A côté de cela, on reprit d’anciens mots ou d’anciennes expressions auxquels on donna une signification nouvelle. On dit metteur en scène (or, il n’y a pas de scène au cinéma et les métiers de metteurs en scène au théâtre ou au cinéma ont peu de rapport); l’habitude fut prise d’employer cette expression impropre et l’on aurait le plus grand mal à s’en débarrasser aujourd’hui, alors qu’on aurait pu, dès le début, créer, pour un métier nouveau, un vocable neuf.
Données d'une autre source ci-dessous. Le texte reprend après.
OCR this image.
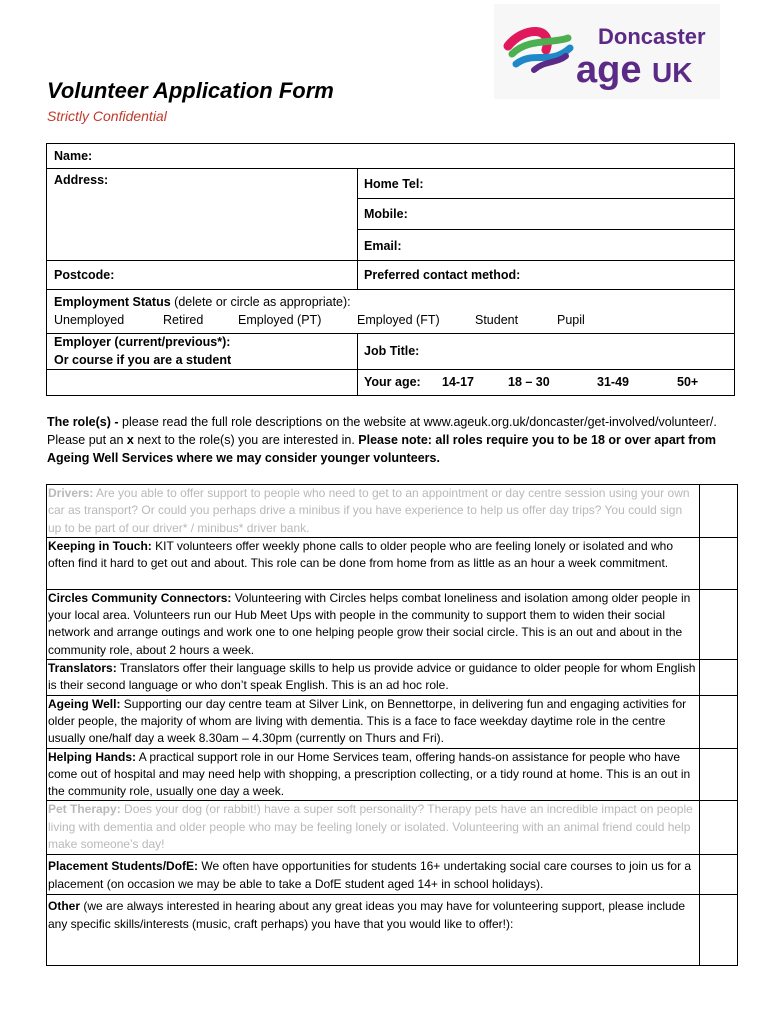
Doncaster
age UK
Volunteer Application Form
Strictly Confidential
Name:
Address:	Home Tel:
Mobile:
Email:
Postcode:	Preferred contact method:
Employment Status (delete or circle as appropriate):
Unemployed	Retired	Employed (PT)	Employed (FT)	Student	Pupil
Employer (current/previous*):
Or course if you are a student
Job Title:
Your age: 14-17	18 – 30	31-49	50+
The role(s) - please read the full role descriptions on the website at www.ageuk.org.uk/doncaster/get-involved/volunteer/. Please put an x next to the role(s) you are interested in. Please note: all roles require you to be 18 or over apart from Ageing Well Services where we may consider younger volunteers.
Drivers: Are you able to offer support to people who need to get to an appointment or day centre session using your own car as transport? Or could you perhaps drive a minibus if you have experience to help us offer day trips? You could sign up to be part of our driver* / minibus* driver bank.	
Keeping in Touch: KIT volunteers offer weekly phone calls to older people who are feeling lonely or isolated and who often find it hard to get out and about. This role can be done from home from as little as an hour a week commitment.	
Circles Community Connectors: Volunteering with Circles helps combat loneliness and isolation among older people in your local area. Volunteers run our Hub Meet Ups with people in the community to support them to widen their social network and arrange outings and work one to one helping people grow their social circle. This is an out and about in the community role, about 2 hours a week.	
Translators: Translators offer their language skills to help us provide advice or guidance to older people for whom English is their second language or who don’t speak English. This is an ad hoc role.	
Ageing Well: Supporting our day centre team at Silver Link, on Bennettorpe, in delivering fun and engaging activities for older people, the majority of whom are living with dementia. This is a face to face weekday daytime role in the centre usually one/half day a week 8.30am – 4.30pm (currently on Thurs and Fri).	
Helping Hands: A practical support role in our Home Services team, offering hands-on assistance for people who have come out of hospital and may need help with shopping, a prescription collecting, or a tidy round at home. This is an out in the community role, usually one day a week.	
Pet Therapy: Does your dog (or rabbit!) have a super soft personality? Therapy pets have an incredible impact on people living with dementia and older people who may be feeling lonely or isolated. Volunteering with an animal friend could help make someone’s day!	
Placement Students/DofE: We often have opportunities for students 16+ undertaking social care courses to join us for a placement (on occasion we may be able to take a DofE student aged 14+ in school holidays).	
Other (we are always interested in hearing about any great ideas you may have for volunteering support, please include any specific skills/interests (music, craft perhaps) you have that you would like to offer!):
Vers 1925, on désait qu’un film était tourné dans une salle pour dire projeté (le mot est réservé aujourd’hui à l’opération de la prise de vues). Je relève ainsi dans une revue de cette époque la phrase suivante : "On a annoncé que Paris qui dort était le seul film français qui eût été tourné à Hollywood devant les artistes américains et qu’il a eu chez eux les plus grands éloges." Le mot signifie évidemment: projeté, car, sinon, l’on pourrait faire le contre-sens et croire que le film avait été composé en Amérique. Or, il fut bien, en réalité, fait en France. L’emploi de ce mot dans cette acception a disparu.
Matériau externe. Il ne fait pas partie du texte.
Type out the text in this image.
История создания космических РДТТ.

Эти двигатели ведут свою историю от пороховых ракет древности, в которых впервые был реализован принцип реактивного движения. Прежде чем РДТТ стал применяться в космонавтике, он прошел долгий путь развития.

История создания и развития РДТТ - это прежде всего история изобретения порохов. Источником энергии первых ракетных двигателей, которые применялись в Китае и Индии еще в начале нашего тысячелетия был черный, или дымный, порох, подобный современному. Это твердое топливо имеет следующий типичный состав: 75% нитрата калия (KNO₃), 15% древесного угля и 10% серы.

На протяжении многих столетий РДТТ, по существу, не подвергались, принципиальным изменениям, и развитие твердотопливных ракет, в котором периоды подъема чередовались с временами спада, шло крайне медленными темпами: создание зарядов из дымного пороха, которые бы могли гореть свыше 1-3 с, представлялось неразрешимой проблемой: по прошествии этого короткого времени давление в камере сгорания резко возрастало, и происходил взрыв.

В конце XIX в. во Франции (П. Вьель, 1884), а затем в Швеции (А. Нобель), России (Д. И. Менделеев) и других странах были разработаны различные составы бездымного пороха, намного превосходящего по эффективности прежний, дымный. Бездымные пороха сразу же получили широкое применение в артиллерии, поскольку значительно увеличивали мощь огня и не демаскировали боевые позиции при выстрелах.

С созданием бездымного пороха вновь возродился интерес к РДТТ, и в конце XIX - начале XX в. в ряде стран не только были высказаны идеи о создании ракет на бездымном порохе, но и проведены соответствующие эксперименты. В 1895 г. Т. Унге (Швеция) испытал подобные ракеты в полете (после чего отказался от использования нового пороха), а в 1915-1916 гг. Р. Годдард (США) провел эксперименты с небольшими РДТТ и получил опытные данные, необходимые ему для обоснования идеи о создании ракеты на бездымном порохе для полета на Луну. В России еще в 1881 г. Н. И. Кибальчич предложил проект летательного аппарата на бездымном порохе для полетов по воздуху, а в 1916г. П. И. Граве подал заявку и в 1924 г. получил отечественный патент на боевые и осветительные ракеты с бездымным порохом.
Le mot navet, employé pour désigner les mauvais films, existait bien avant le cinéma : il faisait partie de l’argot des ateliers de peinture et de sculpture (comme on disait, en d’autres métiers, un "loup" pour désigner une œuvre manquée). Quand une invention prend rapidement une grande extension et devient, comme c’est le cas pour la T.S.F. ou le cinéma, une industrie, on a l’impression que le public et même les techniciens sont bousculés et adoptent à la hâte des vocables nouveaux. Le fait se produit si vite que l’on accepte des mots extraordinaires, sans même y songer (on a un exemple analogue dans automobile, véritable monstre, composé d’une partie grecque et d’une partie latine). D’une fa çon générale, les produits étrangers s’introduisent chez nous avec leurs noms étrangers (telle est l’origine de cacao et de thé, mots exotiques adoptés avec les produits qu'ils désignaient). Pour le cinéma, on a ainsi reçu des mots étrangers sans toujours réfléchir qu’un mot français aurait pu convenir; souvent d’ailleurs il s’y mêle une question de mode. Par la suite, il y a régression, on francise les noms ou l’on prend les noms français qu’on aurait d’abord refusés. Producer a reculé devant producteur. Mais cette régression est lente. On bien, si l’on a inconsidérément usé d’une expression déjà existante, mais qui convenait mal, fixée par l’usage, il y a peu de chances qu’elle disparaisse. Car ce ne sont pas les grammairiens qui font la langue, mais les "usagers". Ceux-là constatent, ceux-ci imposent l’emploi de mots souvent mal étudiés. Et le public accepte de confiance une langue technique qu’il apprend indirectement par les reportages et les échos des journalistes.